Tony had promised Eric a ride down to New York City after he had dropped me off in my hometown of Binghamton, about 90 miles down Route 81. Eric’s life hadn’t been easy since getting the boot from SU. He’s moved from school to unemployment to school to more unemployment. But he’d recently landed a good job in Baltimore – a real coup for him, given his recent years. He was excited about it, and he was starting on Monday morning at 8AM. His plan had been to get his ass to NYC, then to take a night train to Baltimore, have a quick nap and a shower at his folks’ place and show up for the first day of the rest of his life.
Tony tapped him on the shoulder and called him from the dance floor. He apologized to his partner and came with us. We were expecting, from how much fun he was having, to get a, “Come on, guys… one more beer.” What we weren’t expecting was his flat refusal to even consider leaving. Nor were we expecting the eloquence of his explanation why.
He looked at us, maybe with a bit of pity in his eye, and said, “Guys, God just dropped a gem on our path. There ain’t a chance in hell I’m gonna disrespect it,” and he turned on his heel, whistled for his partner and, again, took up the twirl.

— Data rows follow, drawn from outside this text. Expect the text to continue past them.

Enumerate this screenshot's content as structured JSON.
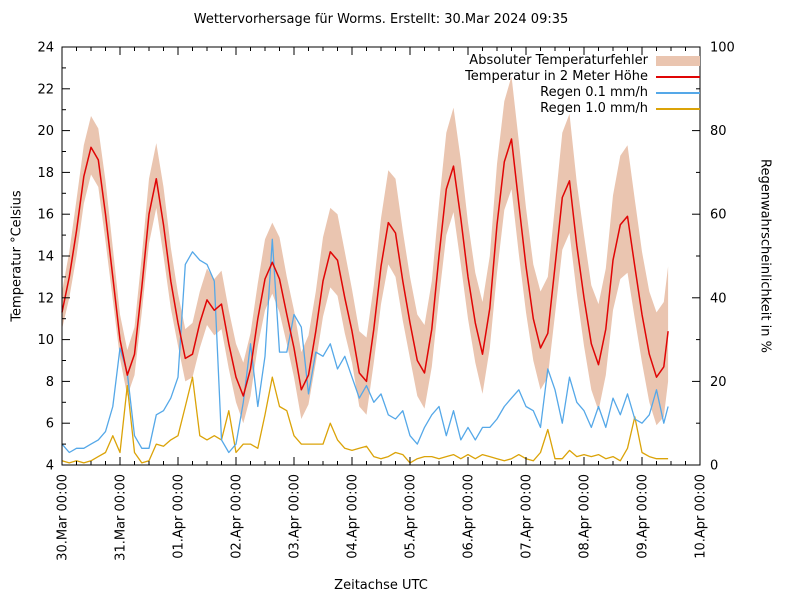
{
  "title": "Wettervorhersage für Worms. Erstellt: 30.Mar 2024 09:35",
  "axes": {
    "x_label": "Zeitachse UTC",
    "y_left_label": "Temperatur °Celsius",
    "y_right_label": "Regenwahrscheinlichkeit in %",
    "x_tick_labels": [
      "30.Mar 00:00",
      "31.Mar 00:00",
      "01.Apr 00:00",
      "02.Apr 00:00",
      "03.Apr 00:00",
      "04.Apr 00:00",
      "05.Apr 00:00",
      "06.Apr 00:00",
      "07.Apr 00:00",
      "08.Apr 00:00",
      "09.Apr 00:00",
      "10.Apr 00:00"
    ],
    "y_left_ticks": [
      4,
      6,
      8,
      10,
      12,
      14,
      16,
      18,
      20,
      22,
      24
    ],
    "y_right_ticks": [
      0,
      20,
      40,
      60,
      80,
      100
    ]
  },
  "legend": [
    {
      "label": "Absoluter Temperaturfehler"
    },
    {
      "label": "Temperatur in 2 Meter Höhe"
    },
    {
      "label": "Regen 0.1 mm/h"
    },
    {
      "label": "Regen 1.0 mm/h"
    }
  ],
  "colors": {
    "error_band": "#eac5b0",
    "temperature": "#e00505",
    "rain_01": "#55a8e8",
    "rain_10": "#dba308",
    "axis": "#000000"
  },
  "chart_data": {
    "type": "line",
    "title": "Wettervorhersage für Worms. Erstellt: 30.Mar 2024 09:35",
    "xlabel": "Zeitachse UTC",
    "ylabel_left": "Temperatur °Celsius",
    "ylabel_right": "Regenwahrscheinlichkeit in %",
    "x_unit": "days since 30.Mar 2024 00:00 UTC",
    "x_range_days": [
      0,
      11
    ],
    "y_left_range": [
      4,
      24
    ],
    "y_right_range": [
      0,
      100
    ],
    "grid": false,
    "legend_position": "top-right",
    "x_days": [
      0,
      0.125,
      0.25,
      0.375,
      0.5,
      0.625,
      0.75,
      0.875,
      1,
      1.125,
      1.25,
      1.375,
      1.5,
      1.625,
      1.75,
      1.875,
      2,
      2.125,
      2.25,
      2.375,
      2.5,
      2.625,
      2.75,
      2.875,
      3,
      3.125,
      3.25,
      3.375,
      3.5,
      3.625,
      3.75,
      3.875,
      4,
      4.125,
      4.25,
      4.375,
      4.5,
      4.625,
      4.75,
      4.875,
      5,
      5.125,
      5.25,
      5.375,
      5.5,
      5.625,
      5.75,
      5.875,
      6,
      6.125,
      6.25,
      6.375,
      6.5,
      6.625,
      6.75,
      6.875,
      7,
      7.125,
      7.25,
      7.375,
      7.5,
      7.625,
      7.75,
      7.875,
      8,
      8.125,
      8.25,
      8.375,
      8.5,
      8.625,
      8.75,
      8.875,
      9,
      9.125,
      9.25,
      9.375,
      9.5,
      9.625,
      9.75,
      9.875,
      10,
      10.125,
      10.25,
      10.375,
      10.45
    ],
    "series": [
      {
        "name": "Absoluter Temperaturfehler",
        "type": "band",
        "axis": "left",
        "color": "#eac5b0",
        "lower": [
          10.5,
          12.0,
          14.0,
          16.5,
          17.9,
          17.3,
          14.7,
          11.9,
          9.1,
          7.3,
          8.3,
          11.3,
          14.6,
          16.3,
          14.0,
          11.5,
          9.7,
          8.0,
          8.2,
          9.6,
          10.7,
          10.2,
          10.5,
          8.6,
          7.0,
          6.0,
          7.3,
          9.7,
          11.4,
          12.2,
          11.3,
          9.8,
          8.2,
          6.2,
          6.9,
          8.9,
          11.1,
          12.5,
          12.1,
          10.3,
          8.9,
          6.8,
          6.4,
          8.9,
          11.7,
          13.6,
          13.0,
          10.9,
          9.1,
          7.3,
          6.7,
          8.7,
          12.0,
          15.0,
          16.1,
          13.6,
          11.0,
          8.9,
          7.4,
          9.6,
          13.2,
          16.2,
          17.2,
          14.1,
          11.3,
          9.0,
          7.6,
          8.2,
          11.2,
          14.3,
          15.1,
          12.2,
          9.7,
          7.6,
          6.6,
          8.3,
          11.4,
          12.9,
          13.2,
          11.0,
          8.9,
          7.0,
          5.9,
          6.3,
          8.0
        ],
        "upper": [
          12.3,
          14.2,
          16.7,
          19.3,
          20.7,
          20.1,
          17.6,
          14.4,
          11.2,
          9.5,
          10.6,
          14.0,
          17.7,
          19.4,
          17.3,
          14.4,
          12.2,
          10.5,
          10.8,
          12.3,
          13.4,
          12.9,
          13.3,
          11.4,
          9.8,
          8.9,
          10.3,
          12.7,
          14.8,
          15.6,
          14.9,
          13.0,
          11.4,
          9.4,
          10.2,
          12.3,
          14.9,
          16.3,
          16.0,
          14.2,
          12.4,
          10.4,
          10.1,
          12.6,
          15.8,
          18.1,
          17.7,
          15.2,
          13.0,
          11.2,
          10.7,
          12.8,
          16.5,
          19.9,
          21.1,
          18.6,
          15.6,
          13.2,
          11.8,
          14.0,
          18.4,
          21.4,
          22.6,
          19.5,
          16.3,
          13.6,
          12.3,
          13.0,
          16.4,
          19.9,
          20.8,
          17.5,
          15.0,
          12.6,
          11.7,
          13.4,
          16.9,
          18.8,
          19.3,
          16.7,
          14.2,
          12.3,
          11.3,
          11.8,
          13.5
        ]
      },
      {
        "name": "Temperatur in 2 Meter Höhe",
        "type": "line",
        "axis": "left",
        "color": "#e00505",
        "values": [
          11.3,
          13.0,
          15.2,
          17.8,
          19.2,
          18.6,
          16.0,
          13.0,
          10.0,
          8.3,
          9.3,
          12.5,
          16.0,
          17.7,
          15.5,
          12.8,
          10.8,
          9.1,
          9.3,
          10.8,
          11.9,
          11.4,
          11.7,
          9.8,
          8.2,
          7.3,
          8.6,
          11.0,
          12.9,
          13.7,
          12.9,
          11.2,
          9.6,
          7.6,
          8.3,
          10.4,
          12.8,
          14.2,
          13.8,
          12.0,
          10.4,
          8.4,
          8.0,
          10.5,
          13.5,
          15.6,
          15.1,
          12.8,
          10.8,
          9.0,
          8.4,
          10.5,
          14.0,
          17.2,
          18.3,
          15.8,
          13.0,
          10.8,
          9.3,
          11.5,
          15.5,
          18.5,
          19.6,
          16.5,
          13.5,
          11.0,
          9.6,
          10.3,
          13.5,
          16.8,
          17.6,
          14.5,
          12.0,
          9.8,
          8.8,
          10.5,
          13.8,
          15.5,
          15.9,
          13.5,
          11.2,
          9.3,
          8.2,
          8.7,
          10.4
        ]
      },
      {
        "name": "Regen 0.1 mm/h",
        "type": "line",
        "axis": "right",
        "color": "#55a8e8",
        "values": [
          5,
          3,
          4,
          4,
          5,
          6,
          8,
          14,
          28,
          22,
          7,
          4,
          4,
          12,
          13,
          16,
          21,
          48,
          51,
          49,
          48,
          44,
          6,
          3,
          5,
          15,
          29,
          14,
          26,
          54,
          27,
          27,
          36,
          33,
          17,
          27,
          26,
          29,
          23,
          26,
          21,
          16,
          19,
          15,
          17,
          12,
          11,
          13,
          7,
          5,
          9,
          12,
          14,
          7,
          13,
          6,
          9,
          6,
          9,
          9,
          11,
          14,
          16,
          18,
          14,
          13,
          9,
          23,
          18,
          10,
          21,
          15,
          13,
          9,
          14,
          9,
          16,
          12,
          17,
          11,
          10,
          12,
          18,
          10,
          14
        ]
      },
      {
        "name": "Regen 1.0 mm/h",
        "type": "line",
        "axis": "right",
        "color": "#dba308",
        "values": [
          1,
          0.5,
          1,
          0.5,
          1,
          2,
          3,
          7,
          3,
          19,
          3,
          0.5,
          1,
          5,
          4.5,
          6,
          7,
          14,
          21,
          7,
          6,
          7,
          6,
          13,
          3,
          5,
          5,
          4,
          12,
          21,
          14,
          13,
          7,
          5,
          5,
          5,
          5,
          10,
          6,
          4,
          3.5,
          4,
          4.5,
          2,
          1.5,
          2,
          3,
          2.5,
          0.5,
          1.5,
          2,
          2,
          1.5,
          2,
          2.5,
          1.5,
          2.5,
          1.5,
          2.5,
          2,
          1.5,
          1,
          1.5,
          2.5,
          1.5,
          1,
          3,
          8.5,
          1.5,
          1.5,
          3.5,
          2,
          2.5,
          2,
          2.5,
          1.5,
          2,
          1,
          4,
          11.5,
          3,
          2,
          1.5,
          1.5,
          1.5
        ]
      }
    ]
  }
}
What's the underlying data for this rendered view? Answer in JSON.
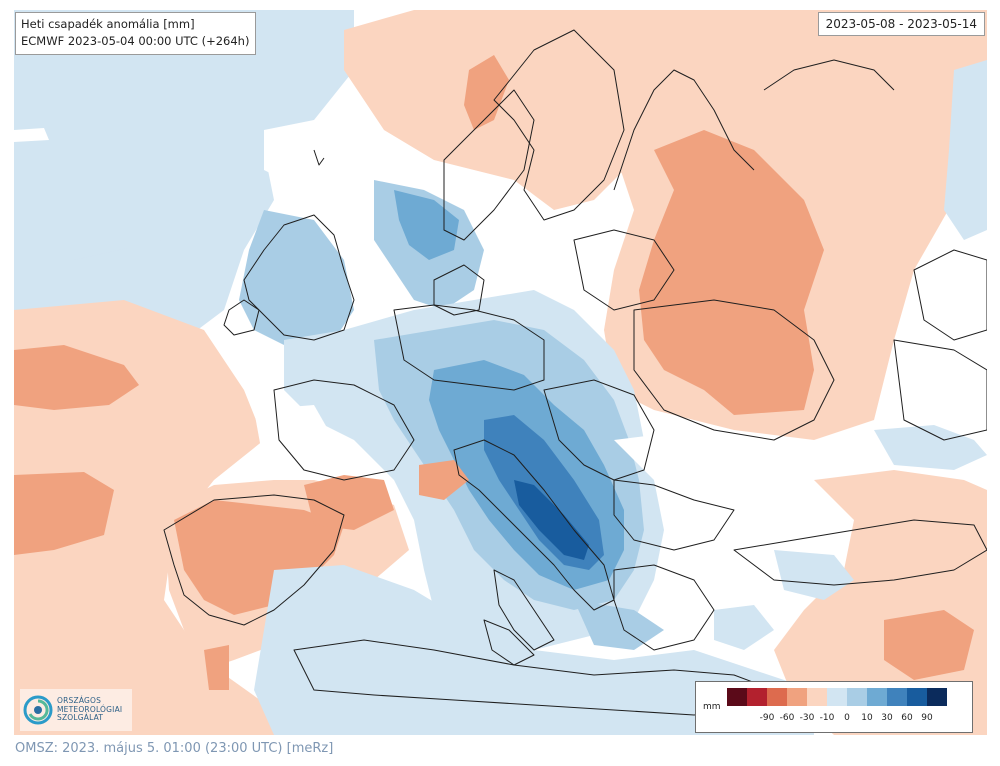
{
  "title": {
    "line1": "Heti csapadék anomália [mm]",
    "line2": "ECMWF 2023-05-04 00:00 UTC (+264h)"
  },
  "date_range": "2023-05-08 - 2023-05-14",
  "legend": {
    "unit": "mm",
    "colors": [
      "#5b0a19",
      "#b3212e",
      "#dd6b4e",
      "#f0a27f",
      "#fbd5c0",
      "#d2e5f2",
      "#a9cde5",
      "#6eaad3",
      "#3f82bc",
      "#185c9e",
      "#0b2b5c"
    ],
    "labels": [
      "-90",
      "-60",
      "-30",
      "-10",
      "0",
      "10",
      "30",
      "60",
      "90"
    ]
  },
  "logo": {
    "lines": [
      "ORSZÁGOS",
      "METEOROLÓGIAI",
      "SZOLGÁLAT"
    ]
  },
  "footer": "OMSZ: 2023. május 5. 01:00 (23:00  UTC)  [meRz]"
}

It was so final that neither Tony nor I even tried to talk him out of it. His answer was so true, that we were, essentially, staggered by it. As our other friends had already drifted on down the road to their own hometowns, we shrugged our shoulders, paid our bill and walked, silently out the door. The last image I had of Eric was him trying a daring dip with Bertha. The smile on his face was glowing. The joy of the music was flowing.
And to push the asinine rhyme a step too far, as we walked into the evening light, our shame was showing.
Tony and I didn’t say a word to one another for over an hour. We both knew we had to go to work the next day. We both knew there’d be hell to pay if we screwed up. We both had, “responsibilities.”
In actuality, what we had were entry level bullshit jobs at bullshit businesses where we’d spend, maybe, another few months with before moving on. In actuality, had we called in sick that one Monday 20 years ago the world would have kept on turning. In our hearts, we knew that, too. But fearing grief from our parents and our bosses, we tucked tail and headed south, leaving Bertha and Eric and the gem of God back there in our past.
When I finally worked up the nerve to turn to Tony from the passenger’s seat, I started to say, “Hey, do you think we could…” Tony cut me off at the pass and said, “Nope. We fucked up. It’s done.”
That night, laying in bed, I made a promise to myself, broken a few times since then – but honored far more, that I’d never disrespect one of God’s gems, again. Since that Sunday afternoon, I’ve never heard word from, nor seen, Eric Wollschlager. For all I know he might still be there, at The Catch, dancing and laughing. But in my mind’s eye, he’s always been somewhere just a few miles up ahead of me on the path, and if I ever catch up to him, I’m going to thank him for the lesson he taught me over beers and blues and Bertha on Sunday afternoon in 1989.